I'm learning about Neural Networks using the NEAT algorithm. To understand the results I'm tryling to reproduce the calculations for a few values by hand using Excel.
Running the XOR demo of NEAT-Python I get the following results and the corresponding graph:
Fitness: 3.93262784315
Nodes:
0 DefaultNodeGene(key=0, bias=-4.28711170619, response=1.0, activation=sigmoid, aggregation=sum)
1197 DefaultNodeGene(key=1197, bias=-1.20497802851, response=1.0, activation=sigmoid, aggregation=sum)
Connections:
DefaultConnectionGene(key=(-2, 0), weight=-1.83815166978, enabled=True)
DefaultConnectionGene(key=(-2, 1197), weight=1.7368731859, enabled=True)
DefaultConnectionGene(key=(-1, 0), weight=5.72212927441, enabled=True)
DefaultConnectionGene(key=(-1, 1197), weight=-1.30171417401, enabled=True)
DefaultConnectionGene(key=(1197, 0), weight=9.27762332932, enabled=True)
Output:
input (0.0, 0.0), expected output (0.0,), got [5.485892844789737e-10]
input (0.0, 1.0), expected output (1.0,), got [0.9999970321654681]
input (1.0, 0.0), expected output (1.0,), got [0.9992352946960754]
input (1.0, 1.0), expected output (0.0,), got [0.2595603437828634]
Although I understand the basics of NN, I don't get the results of the command line: At first I calculate the value of node 1197 with the example of (0, 0):
-1.3 * 0 +1.7 * 0 -1.2 (bias)
= -1.2
sigmoid(-1.2) = 0.231475... (result of node 1197)
And then the final result:
5.7 * 0 +9.3 * 0.231475 (result node 1197) -1.8 * 0 -4.3 (bias)
=-2.147282...
sigmoid(-2.147282) = 0.104585...
Which is definitely not equal to the expected 5.485892844789737e-10. Can anyone find an error in my calculations?

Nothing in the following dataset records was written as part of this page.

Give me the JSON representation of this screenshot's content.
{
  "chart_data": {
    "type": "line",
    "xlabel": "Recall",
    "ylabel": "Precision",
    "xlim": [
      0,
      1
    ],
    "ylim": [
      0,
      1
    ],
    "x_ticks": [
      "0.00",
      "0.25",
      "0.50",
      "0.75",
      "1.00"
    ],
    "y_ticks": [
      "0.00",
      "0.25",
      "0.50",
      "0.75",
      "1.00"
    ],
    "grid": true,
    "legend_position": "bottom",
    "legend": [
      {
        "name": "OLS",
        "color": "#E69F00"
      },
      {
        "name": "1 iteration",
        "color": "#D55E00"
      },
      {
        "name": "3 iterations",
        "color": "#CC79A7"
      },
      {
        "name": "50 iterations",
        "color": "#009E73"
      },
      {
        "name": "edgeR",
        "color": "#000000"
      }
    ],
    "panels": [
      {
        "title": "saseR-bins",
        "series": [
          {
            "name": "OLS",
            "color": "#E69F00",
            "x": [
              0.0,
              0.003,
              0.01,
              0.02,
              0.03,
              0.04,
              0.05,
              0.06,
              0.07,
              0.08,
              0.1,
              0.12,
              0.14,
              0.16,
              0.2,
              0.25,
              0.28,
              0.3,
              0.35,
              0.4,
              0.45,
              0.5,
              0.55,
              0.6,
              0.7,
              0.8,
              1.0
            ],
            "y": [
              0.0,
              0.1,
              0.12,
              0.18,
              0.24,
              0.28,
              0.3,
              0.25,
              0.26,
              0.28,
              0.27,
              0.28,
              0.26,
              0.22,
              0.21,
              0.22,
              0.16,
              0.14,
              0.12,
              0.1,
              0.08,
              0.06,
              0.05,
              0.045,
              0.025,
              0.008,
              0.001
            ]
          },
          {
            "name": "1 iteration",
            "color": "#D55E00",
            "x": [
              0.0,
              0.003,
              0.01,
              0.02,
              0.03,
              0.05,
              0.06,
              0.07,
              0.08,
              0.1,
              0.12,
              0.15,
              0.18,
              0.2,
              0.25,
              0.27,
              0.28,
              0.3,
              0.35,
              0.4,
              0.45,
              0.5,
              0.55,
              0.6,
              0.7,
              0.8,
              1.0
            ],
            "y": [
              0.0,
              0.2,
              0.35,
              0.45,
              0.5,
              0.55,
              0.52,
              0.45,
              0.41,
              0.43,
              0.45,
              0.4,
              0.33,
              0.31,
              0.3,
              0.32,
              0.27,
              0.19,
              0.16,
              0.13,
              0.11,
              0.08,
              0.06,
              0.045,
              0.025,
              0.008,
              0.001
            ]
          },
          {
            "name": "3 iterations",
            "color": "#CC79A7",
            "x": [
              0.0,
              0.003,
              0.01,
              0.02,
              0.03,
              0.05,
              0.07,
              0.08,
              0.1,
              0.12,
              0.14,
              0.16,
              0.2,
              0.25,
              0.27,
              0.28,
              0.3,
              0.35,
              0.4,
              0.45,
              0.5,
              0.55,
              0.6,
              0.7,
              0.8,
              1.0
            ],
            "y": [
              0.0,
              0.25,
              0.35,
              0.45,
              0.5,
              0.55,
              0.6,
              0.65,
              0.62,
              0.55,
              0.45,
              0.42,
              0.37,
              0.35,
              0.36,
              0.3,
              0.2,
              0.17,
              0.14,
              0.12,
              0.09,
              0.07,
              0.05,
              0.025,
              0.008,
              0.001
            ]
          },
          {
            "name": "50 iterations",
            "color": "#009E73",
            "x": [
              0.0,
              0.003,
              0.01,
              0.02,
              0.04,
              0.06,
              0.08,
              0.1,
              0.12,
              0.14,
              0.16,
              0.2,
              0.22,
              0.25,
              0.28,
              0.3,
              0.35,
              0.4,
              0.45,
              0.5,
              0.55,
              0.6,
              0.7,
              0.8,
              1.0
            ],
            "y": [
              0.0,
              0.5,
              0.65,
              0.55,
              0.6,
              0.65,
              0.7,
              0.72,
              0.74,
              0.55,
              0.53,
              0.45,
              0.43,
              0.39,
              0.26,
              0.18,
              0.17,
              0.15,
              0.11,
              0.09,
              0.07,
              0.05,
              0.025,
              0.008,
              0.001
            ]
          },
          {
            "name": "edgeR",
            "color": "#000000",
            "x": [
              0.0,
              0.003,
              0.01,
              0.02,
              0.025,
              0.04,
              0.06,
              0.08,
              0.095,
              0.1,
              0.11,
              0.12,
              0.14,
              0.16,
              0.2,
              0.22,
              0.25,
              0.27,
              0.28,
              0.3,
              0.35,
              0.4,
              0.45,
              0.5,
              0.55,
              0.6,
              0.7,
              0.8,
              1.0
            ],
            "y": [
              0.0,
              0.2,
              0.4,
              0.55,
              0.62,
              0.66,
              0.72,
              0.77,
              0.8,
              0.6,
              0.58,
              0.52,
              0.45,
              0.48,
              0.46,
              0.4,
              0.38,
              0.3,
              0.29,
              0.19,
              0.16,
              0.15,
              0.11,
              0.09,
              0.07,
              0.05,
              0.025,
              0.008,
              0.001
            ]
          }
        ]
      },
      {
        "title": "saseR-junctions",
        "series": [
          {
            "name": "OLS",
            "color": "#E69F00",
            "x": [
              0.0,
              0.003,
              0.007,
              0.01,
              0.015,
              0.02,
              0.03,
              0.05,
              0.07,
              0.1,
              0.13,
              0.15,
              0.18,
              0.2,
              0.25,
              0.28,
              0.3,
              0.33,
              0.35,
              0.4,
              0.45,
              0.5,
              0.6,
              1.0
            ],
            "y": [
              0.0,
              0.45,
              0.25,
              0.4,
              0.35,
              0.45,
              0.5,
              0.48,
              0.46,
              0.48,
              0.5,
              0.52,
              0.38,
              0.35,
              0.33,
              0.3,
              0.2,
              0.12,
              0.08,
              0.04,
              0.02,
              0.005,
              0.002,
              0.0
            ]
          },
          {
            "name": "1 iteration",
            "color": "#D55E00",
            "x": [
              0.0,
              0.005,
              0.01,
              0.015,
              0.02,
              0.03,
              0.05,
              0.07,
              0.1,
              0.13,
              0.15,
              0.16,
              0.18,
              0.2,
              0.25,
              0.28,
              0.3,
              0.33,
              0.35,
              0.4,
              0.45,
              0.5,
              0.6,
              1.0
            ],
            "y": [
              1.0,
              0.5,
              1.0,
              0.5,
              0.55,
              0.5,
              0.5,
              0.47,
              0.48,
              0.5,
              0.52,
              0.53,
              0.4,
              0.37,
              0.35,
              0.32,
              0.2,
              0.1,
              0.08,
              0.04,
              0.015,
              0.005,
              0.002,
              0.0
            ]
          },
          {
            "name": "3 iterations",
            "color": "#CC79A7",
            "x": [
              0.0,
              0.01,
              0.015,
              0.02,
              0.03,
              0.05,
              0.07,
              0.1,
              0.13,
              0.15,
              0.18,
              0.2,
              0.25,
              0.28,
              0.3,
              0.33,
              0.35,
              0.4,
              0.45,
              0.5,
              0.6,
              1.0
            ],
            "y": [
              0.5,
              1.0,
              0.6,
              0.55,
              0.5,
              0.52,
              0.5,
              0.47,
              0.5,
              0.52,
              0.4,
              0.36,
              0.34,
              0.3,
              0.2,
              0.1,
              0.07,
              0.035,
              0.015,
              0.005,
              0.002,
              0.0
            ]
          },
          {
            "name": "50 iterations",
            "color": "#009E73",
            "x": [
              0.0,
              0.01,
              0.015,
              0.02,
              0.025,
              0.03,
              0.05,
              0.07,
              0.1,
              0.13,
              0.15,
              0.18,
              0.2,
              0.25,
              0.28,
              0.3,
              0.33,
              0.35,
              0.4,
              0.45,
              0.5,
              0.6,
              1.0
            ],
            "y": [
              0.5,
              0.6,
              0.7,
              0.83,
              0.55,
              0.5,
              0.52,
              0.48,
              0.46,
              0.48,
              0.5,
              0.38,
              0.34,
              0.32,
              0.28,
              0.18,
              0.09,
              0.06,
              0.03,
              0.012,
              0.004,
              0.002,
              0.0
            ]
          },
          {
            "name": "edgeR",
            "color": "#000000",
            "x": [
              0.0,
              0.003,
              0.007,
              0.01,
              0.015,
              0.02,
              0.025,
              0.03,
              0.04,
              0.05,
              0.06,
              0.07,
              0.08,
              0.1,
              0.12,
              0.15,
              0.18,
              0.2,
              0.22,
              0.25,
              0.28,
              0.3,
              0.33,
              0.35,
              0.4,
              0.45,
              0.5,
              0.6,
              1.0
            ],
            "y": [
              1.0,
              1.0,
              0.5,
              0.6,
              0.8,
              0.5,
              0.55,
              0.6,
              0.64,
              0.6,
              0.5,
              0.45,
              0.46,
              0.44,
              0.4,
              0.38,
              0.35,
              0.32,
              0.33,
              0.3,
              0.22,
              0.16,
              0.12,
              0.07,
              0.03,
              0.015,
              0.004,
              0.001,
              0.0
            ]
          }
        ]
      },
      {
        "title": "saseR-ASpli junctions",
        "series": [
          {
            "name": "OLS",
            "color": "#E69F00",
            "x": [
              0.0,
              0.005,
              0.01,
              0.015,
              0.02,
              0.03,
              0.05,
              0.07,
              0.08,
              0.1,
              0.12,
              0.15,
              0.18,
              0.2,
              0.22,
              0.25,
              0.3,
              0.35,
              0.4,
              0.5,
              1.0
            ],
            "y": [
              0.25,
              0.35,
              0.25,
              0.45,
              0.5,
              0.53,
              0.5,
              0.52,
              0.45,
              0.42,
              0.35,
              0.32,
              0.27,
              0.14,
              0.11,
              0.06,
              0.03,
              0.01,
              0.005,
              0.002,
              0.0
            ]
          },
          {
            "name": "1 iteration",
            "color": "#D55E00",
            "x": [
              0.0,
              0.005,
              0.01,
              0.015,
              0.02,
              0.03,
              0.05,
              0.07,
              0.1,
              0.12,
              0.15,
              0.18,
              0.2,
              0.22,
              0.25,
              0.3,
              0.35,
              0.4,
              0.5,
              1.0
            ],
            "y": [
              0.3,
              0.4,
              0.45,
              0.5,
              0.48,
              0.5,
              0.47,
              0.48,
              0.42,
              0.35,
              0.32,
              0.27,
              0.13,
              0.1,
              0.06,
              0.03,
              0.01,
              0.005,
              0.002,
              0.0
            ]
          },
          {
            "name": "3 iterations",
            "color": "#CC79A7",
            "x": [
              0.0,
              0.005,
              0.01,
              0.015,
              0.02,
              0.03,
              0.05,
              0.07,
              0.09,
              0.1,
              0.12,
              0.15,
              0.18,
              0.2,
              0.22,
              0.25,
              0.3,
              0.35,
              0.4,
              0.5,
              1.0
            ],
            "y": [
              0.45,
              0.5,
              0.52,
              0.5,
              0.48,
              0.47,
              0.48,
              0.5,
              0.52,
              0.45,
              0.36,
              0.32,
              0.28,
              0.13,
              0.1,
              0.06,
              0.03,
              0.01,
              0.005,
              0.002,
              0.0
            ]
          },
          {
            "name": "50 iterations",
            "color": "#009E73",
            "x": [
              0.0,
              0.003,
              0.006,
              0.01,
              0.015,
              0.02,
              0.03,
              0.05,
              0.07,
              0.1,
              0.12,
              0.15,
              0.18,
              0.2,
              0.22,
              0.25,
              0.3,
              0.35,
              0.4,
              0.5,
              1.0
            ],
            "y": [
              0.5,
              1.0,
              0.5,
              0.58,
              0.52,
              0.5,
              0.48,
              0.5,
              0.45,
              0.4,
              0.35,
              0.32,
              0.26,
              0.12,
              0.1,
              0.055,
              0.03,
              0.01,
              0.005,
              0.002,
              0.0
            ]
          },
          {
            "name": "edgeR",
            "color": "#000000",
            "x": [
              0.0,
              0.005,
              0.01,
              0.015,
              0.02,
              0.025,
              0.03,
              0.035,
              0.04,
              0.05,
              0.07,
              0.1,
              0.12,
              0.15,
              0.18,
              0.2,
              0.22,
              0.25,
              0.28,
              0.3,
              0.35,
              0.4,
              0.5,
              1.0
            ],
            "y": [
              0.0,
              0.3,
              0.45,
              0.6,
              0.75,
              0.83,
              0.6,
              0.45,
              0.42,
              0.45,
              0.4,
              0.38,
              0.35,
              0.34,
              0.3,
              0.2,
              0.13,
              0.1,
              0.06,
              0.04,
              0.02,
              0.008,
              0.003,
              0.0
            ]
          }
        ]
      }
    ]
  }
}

For everyone who encounters the same: I debugged the code line by line and found out that the sigmoid activation function is defined as follows:
def sigmoid_activation(z):
z = max(-60.0, min(60.0, 5.0 * z))
return 1.0 / (1.0 + math.exp(-z))
I'm not entirely sure about the purpose of this "normalization", but this factor of 5 caused my difficulties. With the first line commented out everything works as expected.